Xinhua, which often represents the Chinese government's
view, said Standard & Poor's (S&P) downgrade of nine euro zone
countries, including France, was legitimate, but questioned the
timing and said there were signs the crisis was alleviating.
"The Standard and Poor's (S&P) downgrade move, though
containing some legitimate concerns, also raised fresh doubts
over the credibility of ratings agencies," Xinhua said in a
"As the crisis is showing tentative signs of receding, the
S&P's overwhelming downgrade has once again weighed on the
market and dented investors' confidence" Xinhua said.
On Friday, Standard & Poor's downgraded the credit ratings
of nine euro- zone countries, stripping France and Austria of
their coveted triple-A status but not EU paymaster Germany.
"With great power comes with great responsibility.
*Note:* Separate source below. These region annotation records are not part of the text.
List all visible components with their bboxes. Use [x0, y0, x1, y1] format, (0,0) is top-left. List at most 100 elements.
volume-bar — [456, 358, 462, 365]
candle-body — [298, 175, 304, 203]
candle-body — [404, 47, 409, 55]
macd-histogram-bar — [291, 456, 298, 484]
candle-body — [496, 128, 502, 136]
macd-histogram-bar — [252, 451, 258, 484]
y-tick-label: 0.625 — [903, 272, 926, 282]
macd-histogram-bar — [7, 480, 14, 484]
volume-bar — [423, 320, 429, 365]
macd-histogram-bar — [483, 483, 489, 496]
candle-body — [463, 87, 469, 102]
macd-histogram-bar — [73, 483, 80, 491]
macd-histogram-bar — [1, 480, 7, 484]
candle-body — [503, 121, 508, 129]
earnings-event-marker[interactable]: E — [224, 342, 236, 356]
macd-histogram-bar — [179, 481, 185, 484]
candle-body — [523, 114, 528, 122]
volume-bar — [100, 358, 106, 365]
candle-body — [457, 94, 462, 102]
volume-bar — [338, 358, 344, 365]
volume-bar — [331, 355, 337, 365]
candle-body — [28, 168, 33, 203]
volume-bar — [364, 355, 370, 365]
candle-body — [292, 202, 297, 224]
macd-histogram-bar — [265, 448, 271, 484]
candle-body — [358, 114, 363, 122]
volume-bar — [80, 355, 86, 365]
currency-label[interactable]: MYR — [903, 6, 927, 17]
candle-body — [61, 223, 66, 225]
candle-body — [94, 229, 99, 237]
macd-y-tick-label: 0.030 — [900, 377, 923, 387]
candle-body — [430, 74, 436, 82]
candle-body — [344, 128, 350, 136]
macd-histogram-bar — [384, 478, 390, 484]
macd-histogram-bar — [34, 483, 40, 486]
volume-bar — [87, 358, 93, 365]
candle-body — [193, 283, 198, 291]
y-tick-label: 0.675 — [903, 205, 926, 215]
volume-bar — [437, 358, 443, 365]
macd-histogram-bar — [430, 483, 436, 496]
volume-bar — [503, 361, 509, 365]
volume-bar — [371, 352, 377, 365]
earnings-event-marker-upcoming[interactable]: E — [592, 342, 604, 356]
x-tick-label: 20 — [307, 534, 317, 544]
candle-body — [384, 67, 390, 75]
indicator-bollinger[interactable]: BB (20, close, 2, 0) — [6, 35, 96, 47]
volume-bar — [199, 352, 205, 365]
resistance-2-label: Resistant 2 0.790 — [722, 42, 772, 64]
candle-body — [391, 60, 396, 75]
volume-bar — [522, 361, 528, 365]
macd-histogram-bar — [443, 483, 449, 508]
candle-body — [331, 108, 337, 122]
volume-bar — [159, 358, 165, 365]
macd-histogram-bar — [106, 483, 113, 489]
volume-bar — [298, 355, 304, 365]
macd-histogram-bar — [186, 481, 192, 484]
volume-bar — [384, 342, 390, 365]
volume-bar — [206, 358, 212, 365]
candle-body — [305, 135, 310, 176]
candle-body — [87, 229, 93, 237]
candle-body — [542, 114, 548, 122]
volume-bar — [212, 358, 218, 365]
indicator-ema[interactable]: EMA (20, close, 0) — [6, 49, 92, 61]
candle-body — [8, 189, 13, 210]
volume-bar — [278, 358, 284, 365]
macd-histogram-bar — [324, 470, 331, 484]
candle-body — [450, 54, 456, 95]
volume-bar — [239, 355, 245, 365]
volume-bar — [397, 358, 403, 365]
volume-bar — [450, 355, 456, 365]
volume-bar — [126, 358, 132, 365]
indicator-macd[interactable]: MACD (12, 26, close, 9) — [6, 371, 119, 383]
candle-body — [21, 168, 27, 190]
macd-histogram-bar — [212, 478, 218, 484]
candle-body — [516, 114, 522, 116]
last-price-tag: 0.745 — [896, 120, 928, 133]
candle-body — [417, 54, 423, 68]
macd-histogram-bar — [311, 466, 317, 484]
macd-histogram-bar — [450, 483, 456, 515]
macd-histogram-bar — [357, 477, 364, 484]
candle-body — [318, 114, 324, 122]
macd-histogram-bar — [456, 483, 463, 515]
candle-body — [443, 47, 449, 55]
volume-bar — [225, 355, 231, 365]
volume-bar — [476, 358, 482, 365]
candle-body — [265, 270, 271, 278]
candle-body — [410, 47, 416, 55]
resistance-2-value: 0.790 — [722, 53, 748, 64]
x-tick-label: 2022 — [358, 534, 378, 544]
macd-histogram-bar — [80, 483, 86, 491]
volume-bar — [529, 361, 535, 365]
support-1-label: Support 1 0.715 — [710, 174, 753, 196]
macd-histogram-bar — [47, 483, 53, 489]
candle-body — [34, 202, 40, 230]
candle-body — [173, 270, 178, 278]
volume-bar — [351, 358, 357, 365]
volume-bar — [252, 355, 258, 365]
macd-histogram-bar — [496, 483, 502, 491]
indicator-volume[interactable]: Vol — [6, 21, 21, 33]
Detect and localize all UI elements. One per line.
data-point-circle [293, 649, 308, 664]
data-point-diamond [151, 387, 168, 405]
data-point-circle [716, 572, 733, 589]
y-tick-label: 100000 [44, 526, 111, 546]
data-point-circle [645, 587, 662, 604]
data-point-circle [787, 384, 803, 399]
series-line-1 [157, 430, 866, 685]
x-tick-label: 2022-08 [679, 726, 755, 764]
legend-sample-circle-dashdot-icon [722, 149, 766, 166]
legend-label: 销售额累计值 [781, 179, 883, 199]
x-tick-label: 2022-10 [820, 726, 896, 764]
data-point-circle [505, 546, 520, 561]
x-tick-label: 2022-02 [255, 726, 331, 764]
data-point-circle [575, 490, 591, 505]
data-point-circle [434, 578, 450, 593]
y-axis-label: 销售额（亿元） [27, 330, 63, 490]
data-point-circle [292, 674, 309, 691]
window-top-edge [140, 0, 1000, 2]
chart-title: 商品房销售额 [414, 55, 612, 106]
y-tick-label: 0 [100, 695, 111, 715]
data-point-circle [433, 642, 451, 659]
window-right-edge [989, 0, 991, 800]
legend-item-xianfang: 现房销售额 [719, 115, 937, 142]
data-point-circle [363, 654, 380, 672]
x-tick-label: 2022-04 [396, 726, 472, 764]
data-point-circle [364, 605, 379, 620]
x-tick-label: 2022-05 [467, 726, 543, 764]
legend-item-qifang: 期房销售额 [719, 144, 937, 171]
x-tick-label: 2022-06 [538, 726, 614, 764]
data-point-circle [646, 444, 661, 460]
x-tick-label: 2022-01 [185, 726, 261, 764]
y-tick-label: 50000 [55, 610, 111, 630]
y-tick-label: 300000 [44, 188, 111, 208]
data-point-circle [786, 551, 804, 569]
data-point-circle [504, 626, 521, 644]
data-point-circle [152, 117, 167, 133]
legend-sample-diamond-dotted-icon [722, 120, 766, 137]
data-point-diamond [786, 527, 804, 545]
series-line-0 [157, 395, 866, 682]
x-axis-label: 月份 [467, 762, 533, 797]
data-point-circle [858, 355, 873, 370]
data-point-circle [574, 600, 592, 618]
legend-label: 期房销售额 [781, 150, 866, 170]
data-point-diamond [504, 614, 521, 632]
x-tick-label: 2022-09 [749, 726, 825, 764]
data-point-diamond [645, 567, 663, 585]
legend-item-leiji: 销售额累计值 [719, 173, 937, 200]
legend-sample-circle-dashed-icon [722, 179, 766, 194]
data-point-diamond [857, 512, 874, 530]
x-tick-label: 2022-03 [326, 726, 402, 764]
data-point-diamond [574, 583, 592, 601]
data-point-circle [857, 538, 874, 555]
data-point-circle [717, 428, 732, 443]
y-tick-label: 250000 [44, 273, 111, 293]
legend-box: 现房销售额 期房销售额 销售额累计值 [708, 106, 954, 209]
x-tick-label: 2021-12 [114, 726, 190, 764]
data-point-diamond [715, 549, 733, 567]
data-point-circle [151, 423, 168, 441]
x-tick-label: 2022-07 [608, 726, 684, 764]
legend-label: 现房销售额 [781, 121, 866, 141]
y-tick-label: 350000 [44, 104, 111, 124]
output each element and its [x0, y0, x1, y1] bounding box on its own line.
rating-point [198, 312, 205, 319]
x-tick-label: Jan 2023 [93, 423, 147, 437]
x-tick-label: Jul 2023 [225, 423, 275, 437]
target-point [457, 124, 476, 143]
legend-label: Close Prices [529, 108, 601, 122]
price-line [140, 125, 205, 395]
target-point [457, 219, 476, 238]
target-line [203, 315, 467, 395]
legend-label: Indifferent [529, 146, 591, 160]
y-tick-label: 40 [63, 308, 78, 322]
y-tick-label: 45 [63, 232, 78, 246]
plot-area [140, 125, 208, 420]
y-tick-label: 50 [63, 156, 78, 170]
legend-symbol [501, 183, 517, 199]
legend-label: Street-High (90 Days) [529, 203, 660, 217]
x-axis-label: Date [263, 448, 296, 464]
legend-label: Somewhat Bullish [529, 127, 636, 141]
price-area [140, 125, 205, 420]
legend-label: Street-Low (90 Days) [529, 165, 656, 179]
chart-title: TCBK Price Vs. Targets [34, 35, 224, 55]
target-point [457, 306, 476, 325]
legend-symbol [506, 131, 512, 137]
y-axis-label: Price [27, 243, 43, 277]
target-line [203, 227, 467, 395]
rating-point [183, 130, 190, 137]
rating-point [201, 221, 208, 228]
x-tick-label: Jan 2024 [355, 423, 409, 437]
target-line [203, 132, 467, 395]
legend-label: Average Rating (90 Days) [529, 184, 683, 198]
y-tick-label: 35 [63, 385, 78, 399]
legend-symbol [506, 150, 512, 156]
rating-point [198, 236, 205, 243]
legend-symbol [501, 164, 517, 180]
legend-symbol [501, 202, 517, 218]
In this
connection, the ratings agencies should use their power with
caution to avoid becoming an ominous amplifier of the ongoing
sovereign debt crisis in Europe," Xinhua said.
Xinhua said credit agencies should be objective and
professional in analyzing the market situations and that
investors should reduce their reliance on the agencies and make
their own judgements.
Citing the 2008 financial crisis, Xinhua said the failure of
ratings agencies to assess the risky financial products that
contributed to the financial crisis.
"As global investors should be warned about the major risks
of the European debt mess, ratings agencies should also do their
honest job and not repeat their past mistakes to win back the
trust of global investors," Xinhua said.